2. How do you approach risk-based testing?
Answer:
• Identify and rank features by risk-factors include business impact, usage frequency, and past defect density.
• Allocate more rigorous test effort (exploratory sessions, boundary checks) to high-risk areas, and lighter regression checks to low-risk parts.
3. Can you explain the Defect Life Cycle (Bug Lifecycle)?
Answer:
• A defect typically moves through states: New → Assigned → Open → Fixed →
Retest → Closed (with possible Reopen if validation fails).
4. What is exploratory testing, and when should it be used?
Answer:
• Exploratory testing is an unscripted, simultaneous learning-test design-execution approach, ideal for uncovering edge-case defects that scripted tests miss.
• Use it in early sprints, before hard test artifacts exist, and as a supplement to automation for critical flows.
5. What metrics do you track to measure testing effectiveness?
Answer:
• Defect Density (defects per KLOC or function points) and Defect Leakage (bugs escaped to production) gauge quality and coverage.
• Test Case Execution Rate, Automation Coverage, and Mean Time to Detect/Fix help assess team productivity and process gaps.
6. What is Defect Cascading?
Answer:
• Defect cascading in software testing means when one defect leads to the discovery of other defects.
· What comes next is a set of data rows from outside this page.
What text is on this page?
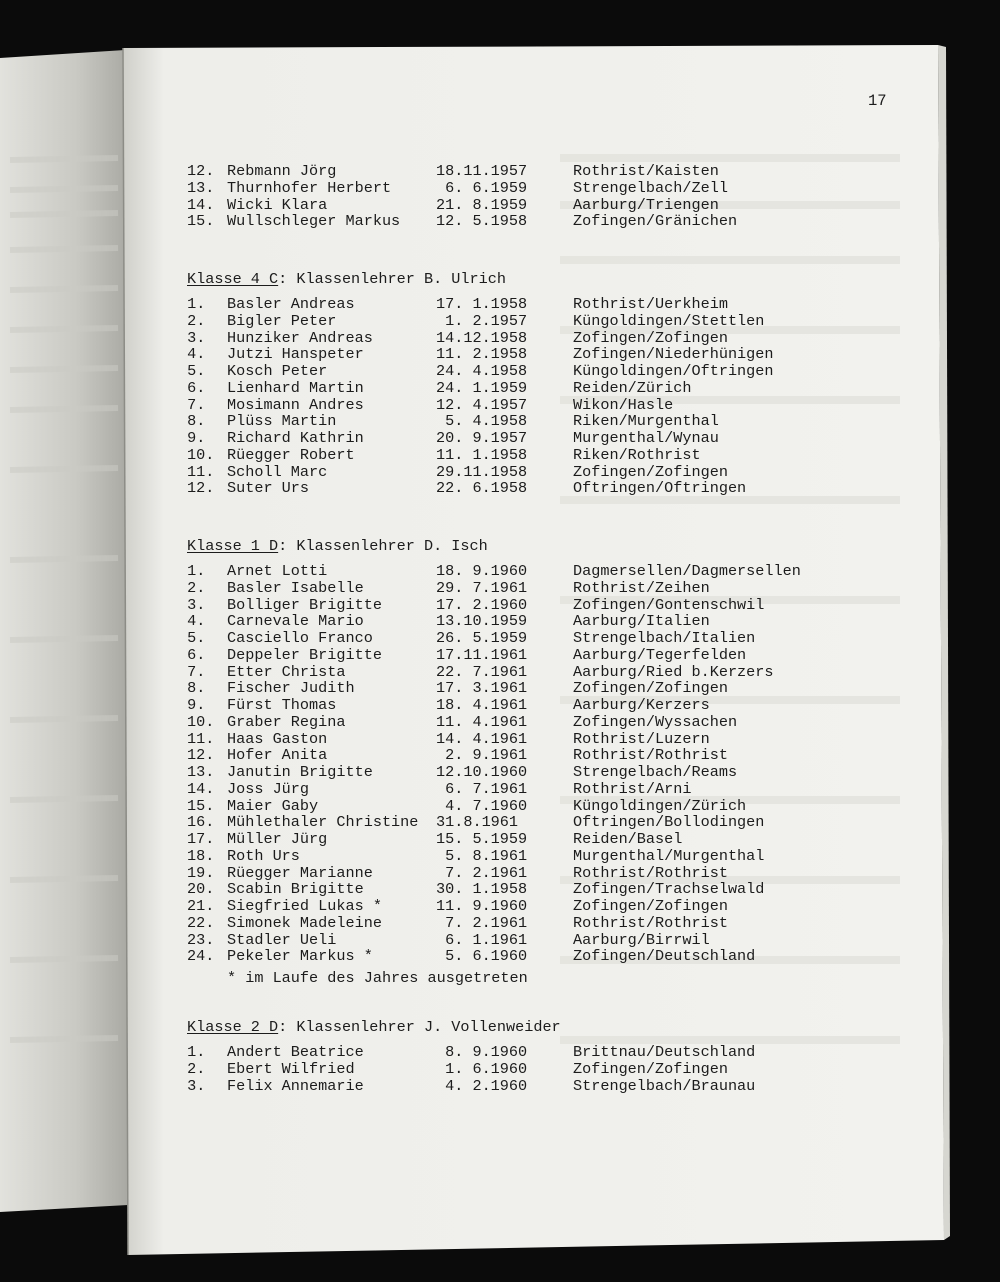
17
12. Rebmann Jörg	18.11.1957	Rothrist/Kaisten
13. Thurnhofer Herbert	6. 6.1959	Strengelbach/Zell
14. Wicki Klara	21. 8.1959	Aarburg/Triengen
15. Wullschleger Markus 12. 5.1958	Zofingen/Gränichen
Klasse 4 C : Klassenlehrer B. Ulrich
1. Basler Andreas	17. 1.1958	Rothrist/Uerkheim
2. Bigler Peter	1. 2.1957	Küngoldingen/Stettlen
3. Hunziker Andreas	14.12.1958	Zofingen/Zofingen
4. Jutzi Hanspeter	11. 2.1958	Zofingen/Niederhünigen
5. Kosch Peter	24. 4.1958	Küngoldingen/Oftringen
6. Lienhard Martin	24. 1.1959	Reiden/Zürich
7. Mosimann Andres	12. 4.1957	Wikon/Hasle
8. Plüss Martin	5. 4.1958	Riken/Murgenthal
9. Richard Kathrin	20. 9.1957	Murgenthal/Wynau
10. Rüegger Robert	11. 1.1958	Riken/Rothrist
11. Scholl Marc	29.11.1958	Zofingen/Zofingen
12. Suter Urs	22. 6.1958	Oftringen/Oftringen
Klasse 1 D : Klassenlehrer D. Isch
1. Arnet Lotti	18. 9.1960	Dagmersellen/Dagmersellen
2. Basler Isabelle	29. 7.1961	Rothrist/Zeihen
3. Bolliger Brigitte	17. 2.1960	Zofingen/Gontenschwil
4. Carnevale Mario	13.10.1959	Aarburg/Italien
5. Casciello Franco	26. 5.1959	Strengelbach/Italien
6. Deppeler Brigitte	17.11.1961	Aarburg/Tegerfelden
7. Etter Christa	22. 7.1961	Aarburg/Ried b.Kerzers
8. Fischer Judith	17. 3.1961	Zofingen/Zofingen
9. Fürst Thomas	18. 4.1961	Aarburg/Kerzers
10. Graber Regina	11. 4.1961	Zofingen/Wyssachen
11. Haas Gaston	14. 4.1961	Rothrist/Luzern
12. Hofer Anita	2. 9.1961	Rothrist/Rothrist
13. Janutin Brigitte	12.10.1960	Strengelbach/Reams
14. Joss Jürg	6. 7.1961	Rothrist/Arni
15. Maier Gaby	4. 7.1960	Küngoldingen/Zürich
16. Mühlethaler Christine 31.8.1961	Oftringen/Bollodingen
17. Müller Jürg	15. 5.1959	Reiden/Basel
18. Roth Urs	5. 8.1961	Murgenthal/Murgenthal
19. Rüegger Marianne	7. 2.1961	Rothrist/Rothrist
20. Scabin Brigitte	30. 1.1958	Zofingen/Trachselwald
21. Siegfried Lukas *	11. 9.1960	Zofingen/Zofingen
22. Simonek Madeleine	7. 2.1961	Rothrist/Rothrist
23. Stadler Ueli	6. 1.1961	Aarburg/Birrwil
24. Pekeler Markus *	5. 6.1960	Zofingen/Deutschland
* im Laufe des Jahres ausgetreten
Klasse 2 D : Klassenlehrer J. Vollenweider
1. Andert Beatrice	8. 9.1960	Brittnau/Deutschland
2. Ebert Wilfried	1. 6.1960	Zofingen/Zofingen
3. Felix Annemarie	4. 2.1960	Strengelbach/Braunau
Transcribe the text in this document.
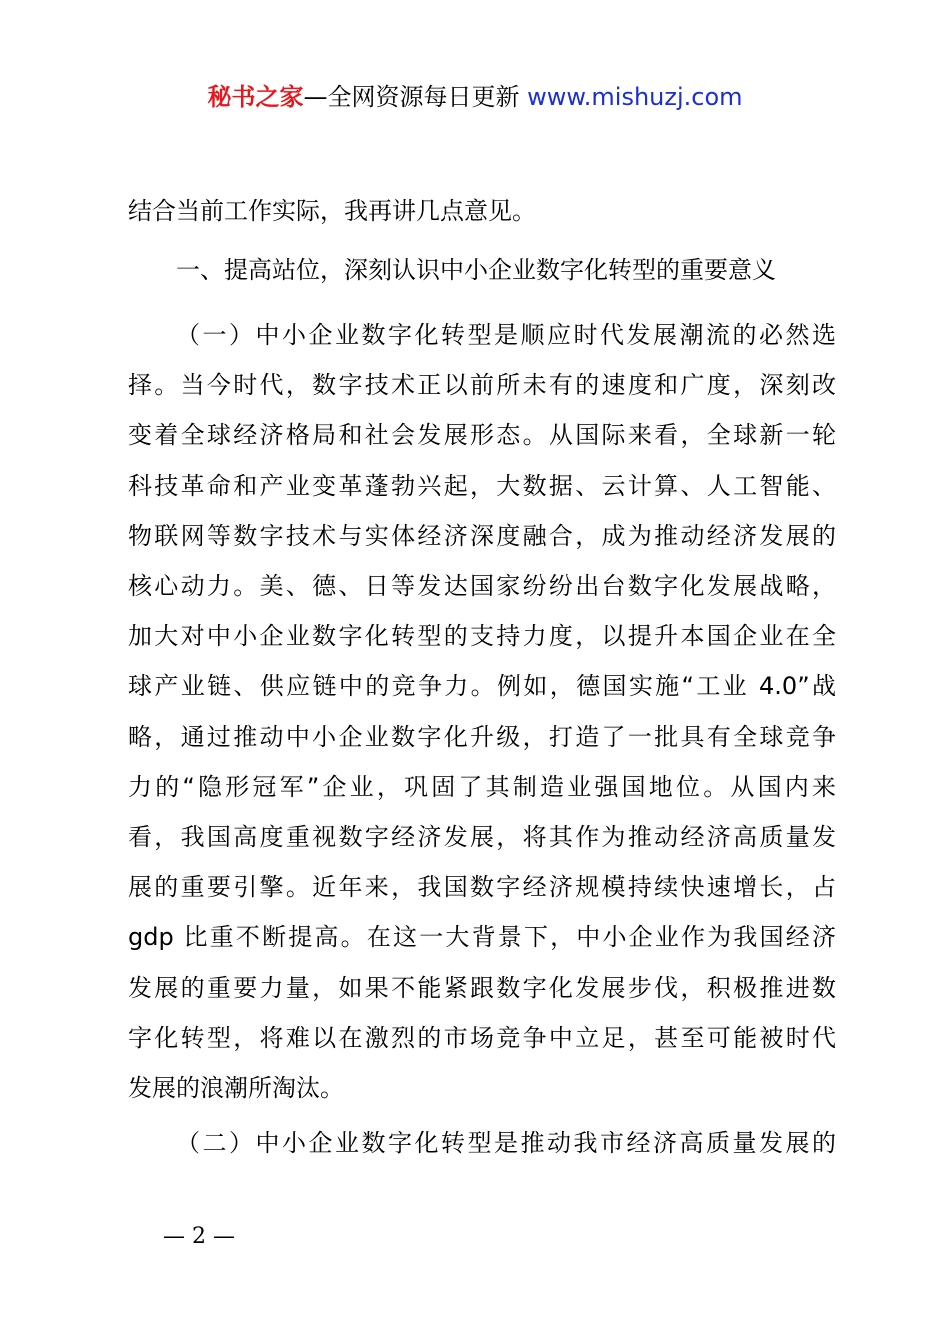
秘书之家—全网资源每日更新 www.mishuzj.com
结合当前工作实际，我再讲几点意见。
一、提高站位，深刻认识中小企业数字化转型的重要意义
（一）中小企业数字化转型是顺应时代发展潮流的必然选
择。当今时代，数字技术正以前所未有的速度和广度，深刻改
变着全球经济格局和社会发展形态。从国际来看，全球新一轮
科技革命和产业变革蓬勃兴起，大数据、云计算、人工智能、
物联网等数字技术与实体经济深度融合，成为推动经济发展的
核心动力。美、德、日等发达国家纷纷出台数字化发展战略，
加大对中小企业数字化转型的支持力度，以提升本国企业在全
球产业链、供应链中的竞争力。例如，德国实施“工业 4.0”战
略，通过推动中小企业数字化升级，打造了一批具有全球竞争
力的“隐形冠军”企业，巩固了其制造业强国地位。从国内来
看，我国高度重视数字经济发展，将其作为推动经济高质量发
展的重要引擎。近年来，我国数字经济规模持续快速增长，占
gdp 比重不断提高。在这一大背景下，中小企业作为我国经济
发展的重要力量，如果不能紧跟数字化发展步伐，积极推进数
字化转型，将难以在激烈的市场竞争中立足，甚至可能被时代
发展的浪潮所淘汰。
（二）中小企业数字化转型是推动我市经济高质量发展的
— 2 —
It often occurs because the original defect was not fixed properly. This cascading causes a chain reaction of errors, making it difficult to source of the problem.
• It can lead to many issues like minor performance slowdowns, system crashes, etc making it a severe risk to developers and testers.
• Understanding defect cascading can help to prevent them from happening in their process.
7. What is Beta Testing?
Answer:
Beta testing is the process of testing a software product or service in a real-world environment before its official release. It helps identify bugs and errors that may have been missed during the development process.
• During beta testing, the software is made available to a selected group of users who are willing to test the product and provide feedback to the developers.
• The beta testers typically use the software in various ways, attempting to find any issues, bugs, or usability problems.
• They then provide feedback on their experience, reporting any problems or issues encountered.